Peer-to-peer fundraising is a structured fundraising model in which an organization's supporters solicit donations on its behalf from their own personal networks. This page covers how the model is defined and scoped, the mechanics of how campaigns operate, the most common deployment scenarios, and the decision boundaries that help organizations determine when peer-to-peer is—and is not—the appropriate strategy. Understanding these fundamentals is essential for any nonprofit, civic body, or government-affiliated entity navigating the full range of fundraising types available to mission-driven organizations.

Definition and scope

Peer-to-peer (P2P) fundraising is a decentralized solicitation model in which an organization recruits individual supporters—called participant fundraisers or "ambassadors"—to create personal fundraising pages tied to a central campaign. Each participant fundraises independently, reaching donors the host organization would not otherwise access directly.

The scope of P2P activity spans both online and hybrid formats. Online P2P campaigns typically involve platform-hosted personal pages, sharable links, and digital payment processing. Hybrid formats incorporate in-person events—walkathons, bike rides, endurance races—alongside digital fundraising pages. According to the Blackbaud Institute's Charitable Giving Report, P2P fundraising accounts for a meaningful share of online giving revenue for health-cause nonprofits, where event-based P2P programs are most mature.

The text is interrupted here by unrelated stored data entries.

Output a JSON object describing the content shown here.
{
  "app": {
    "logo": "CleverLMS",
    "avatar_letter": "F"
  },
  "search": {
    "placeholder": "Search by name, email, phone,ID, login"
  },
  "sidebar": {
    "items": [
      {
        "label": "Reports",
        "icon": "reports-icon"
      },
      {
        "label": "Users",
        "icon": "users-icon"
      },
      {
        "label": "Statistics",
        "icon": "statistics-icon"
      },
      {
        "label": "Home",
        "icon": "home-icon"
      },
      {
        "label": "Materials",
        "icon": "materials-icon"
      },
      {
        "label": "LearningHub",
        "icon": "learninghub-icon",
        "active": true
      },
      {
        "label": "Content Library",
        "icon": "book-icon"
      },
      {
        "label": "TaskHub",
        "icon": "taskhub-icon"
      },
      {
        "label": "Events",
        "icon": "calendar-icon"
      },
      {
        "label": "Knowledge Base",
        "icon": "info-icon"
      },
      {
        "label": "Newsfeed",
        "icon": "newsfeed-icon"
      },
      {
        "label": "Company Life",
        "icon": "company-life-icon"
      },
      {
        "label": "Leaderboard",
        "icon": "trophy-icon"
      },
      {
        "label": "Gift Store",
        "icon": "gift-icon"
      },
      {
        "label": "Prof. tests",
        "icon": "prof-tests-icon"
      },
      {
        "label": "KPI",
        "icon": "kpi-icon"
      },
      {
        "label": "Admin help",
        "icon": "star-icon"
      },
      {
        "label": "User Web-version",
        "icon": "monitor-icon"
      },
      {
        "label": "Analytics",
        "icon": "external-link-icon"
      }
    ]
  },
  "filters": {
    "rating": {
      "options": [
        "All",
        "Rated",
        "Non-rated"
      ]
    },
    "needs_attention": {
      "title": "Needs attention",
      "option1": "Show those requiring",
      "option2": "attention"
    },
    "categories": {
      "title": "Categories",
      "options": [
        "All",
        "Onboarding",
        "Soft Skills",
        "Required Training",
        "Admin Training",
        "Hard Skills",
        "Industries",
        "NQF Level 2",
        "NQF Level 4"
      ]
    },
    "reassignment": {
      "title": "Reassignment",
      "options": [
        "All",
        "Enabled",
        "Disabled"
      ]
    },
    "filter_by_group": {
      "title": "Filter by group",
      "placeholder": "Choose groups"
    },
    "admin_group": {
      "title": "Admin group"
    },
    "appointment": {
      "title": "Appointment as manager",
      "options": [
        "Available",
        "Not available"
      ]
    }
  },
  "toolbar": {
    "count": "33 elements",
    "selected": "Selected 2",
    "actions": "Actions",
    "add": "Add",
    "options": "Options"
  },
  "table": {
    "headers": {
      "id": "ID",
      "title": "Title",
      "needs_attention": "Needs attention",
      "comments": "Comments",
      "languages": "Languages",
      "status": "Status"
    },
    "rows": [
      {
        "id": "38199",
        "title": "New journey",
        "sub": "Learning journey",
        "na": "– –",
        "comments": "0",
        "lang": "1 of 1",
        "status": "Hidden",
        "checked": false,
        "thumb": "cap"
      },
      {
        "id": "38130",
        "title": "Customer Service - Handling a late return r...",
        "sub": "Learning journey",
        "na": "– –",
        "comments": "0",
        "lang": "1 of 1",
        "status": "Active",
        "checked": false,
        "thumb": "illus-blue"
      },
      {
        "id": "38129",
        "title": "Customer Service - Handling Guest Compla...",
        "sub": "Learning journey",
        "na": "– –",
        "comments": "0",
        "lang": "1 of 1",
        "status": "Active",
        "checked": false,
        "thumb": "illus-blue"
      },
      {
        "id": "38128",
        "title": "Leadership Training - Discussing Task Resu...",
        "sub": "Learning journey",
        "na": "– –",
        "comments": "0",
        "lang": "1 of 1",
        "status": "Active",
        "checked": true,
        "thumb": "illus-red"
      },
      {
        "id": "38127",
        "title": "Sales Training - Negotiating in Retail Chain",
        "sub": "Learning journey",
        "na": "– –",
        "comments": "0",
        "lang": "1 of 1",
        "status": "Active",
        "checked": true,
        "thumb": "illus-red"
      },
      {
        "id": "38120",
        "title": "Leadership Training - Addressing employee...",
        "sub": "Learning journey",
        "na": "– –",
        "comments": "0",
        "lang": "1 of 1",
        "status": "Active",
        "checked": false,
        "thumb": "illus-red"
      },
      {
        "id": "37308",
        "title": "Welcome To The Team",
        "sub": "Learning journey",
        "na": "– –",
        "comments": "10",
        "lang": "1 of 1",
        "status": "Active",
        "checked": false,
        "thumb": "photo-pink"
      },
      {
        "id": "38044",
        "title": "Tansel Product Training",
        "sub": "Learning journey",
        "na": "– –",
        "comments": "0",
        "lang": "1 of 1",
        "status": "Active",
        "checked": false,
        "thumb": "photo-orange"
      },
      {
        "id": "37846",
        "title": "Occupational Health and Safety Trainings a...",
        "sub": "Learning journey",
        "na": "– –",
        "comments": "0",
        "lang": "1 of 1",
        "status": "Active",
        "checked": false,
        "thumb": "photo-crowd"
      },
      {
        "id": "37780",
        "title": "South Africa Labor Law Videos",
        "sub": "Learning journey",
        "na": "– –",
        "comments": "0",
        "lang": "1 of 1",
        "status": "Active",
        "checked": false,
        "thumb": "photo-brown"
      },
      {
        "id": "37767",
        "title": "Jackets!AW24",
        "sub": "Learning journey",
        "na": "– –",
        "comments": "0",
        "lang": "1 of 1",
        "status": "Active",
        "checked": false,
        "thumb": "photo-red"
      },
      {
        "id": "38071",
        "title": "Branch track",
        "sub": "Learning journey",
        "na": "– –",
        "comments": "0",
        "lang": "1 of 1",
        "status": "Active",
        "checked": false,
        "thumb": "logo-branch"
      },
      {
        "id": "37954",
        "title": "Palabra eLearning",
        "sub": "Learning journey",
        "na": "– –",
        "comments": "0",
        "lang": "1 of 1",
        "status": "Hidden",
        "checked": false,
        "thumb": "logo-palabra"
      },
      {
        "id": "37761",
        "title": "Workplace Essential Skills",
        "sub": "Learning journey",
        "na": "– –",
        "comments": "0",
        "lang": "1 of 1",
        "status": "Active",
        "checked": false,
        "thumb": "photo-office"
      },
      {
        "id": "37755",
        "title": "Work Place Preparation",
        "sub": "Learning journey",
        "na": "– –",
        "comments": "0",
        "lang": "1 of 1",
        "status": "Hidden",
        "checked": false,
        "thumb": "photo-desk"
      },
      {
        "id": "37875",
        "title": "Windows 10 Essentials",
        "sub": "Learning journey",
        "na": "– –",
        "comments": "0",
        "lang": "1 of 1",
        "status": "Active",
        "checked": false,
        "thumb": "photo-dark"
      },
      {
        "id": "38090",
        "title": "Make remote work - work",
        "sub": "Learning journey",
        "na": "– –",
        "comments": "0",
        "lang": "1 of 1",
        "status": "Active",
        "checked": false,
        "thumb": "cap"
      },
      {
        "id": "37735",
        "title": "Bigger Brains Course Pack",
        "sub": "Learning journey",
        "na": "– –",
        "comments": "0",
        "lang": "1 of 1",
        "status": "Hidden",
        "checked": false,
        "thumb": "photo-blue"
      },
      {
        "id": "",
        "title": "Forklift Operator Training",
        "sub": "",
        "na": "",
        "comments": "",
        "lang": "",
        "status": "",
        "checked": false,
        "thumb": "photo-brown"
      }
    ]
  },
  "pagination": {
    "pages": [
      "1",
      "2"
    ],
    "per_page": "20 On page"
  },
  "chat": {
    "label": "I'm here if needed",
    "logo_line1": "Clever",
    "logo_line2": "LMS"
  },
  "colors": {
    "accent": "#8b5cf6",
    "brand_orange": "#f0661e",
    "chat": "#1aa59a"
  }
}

Regulatory scope is also relevant. When participant fundraisers solicit on behalf of a charitable organization, they may trigger state-level solicitation definitions. At least 41 states maintain charitable solicitation registration requirements (National Association of State Charity Officials, NASCO), and some state definitions of "solicitor" are broad enough to encompass volunteer participant fundraisers depending on jurisdiction. Organizations operating national P2P campaigns should consult state charitable solicitation laws before launch.

How it works

A P2P campaign follows a recognizable operational sequence:

  1. Platform setup. The host organization creates a campaign on a P2P-capable platform, establishing a goal, a campaign page, branding assets, and a fundraising deadline.
  2. Participant recruitment. The organization recruits individual supporters to join as participant fundraisers, each of whom receives or creates a personal fundraising page linked to the central campaign.
  3. Personal outreach. Participant fundraisers contact their own networks—friends, family, colleagues—via email, social media, and direct messaging, directing them to the personal fundraising page.
  4. Donation processing. Donors give through the participant's page; funds flow to the host organization's account through the platform's payment processor.
  5. Tracking and recognition. The platform aggregates funds raised per participant, enabling leaderboards, milestone notifications, and stewardship touchpoints. Donor recognition programs can be layered in at both the organization and participant levels.
  6. Campaign close and reporting. After the campaign window closes, the organization reconciles totals, issues tax acknowledgments, and reviews fundraising benchmarks and metrics to evaluate performance.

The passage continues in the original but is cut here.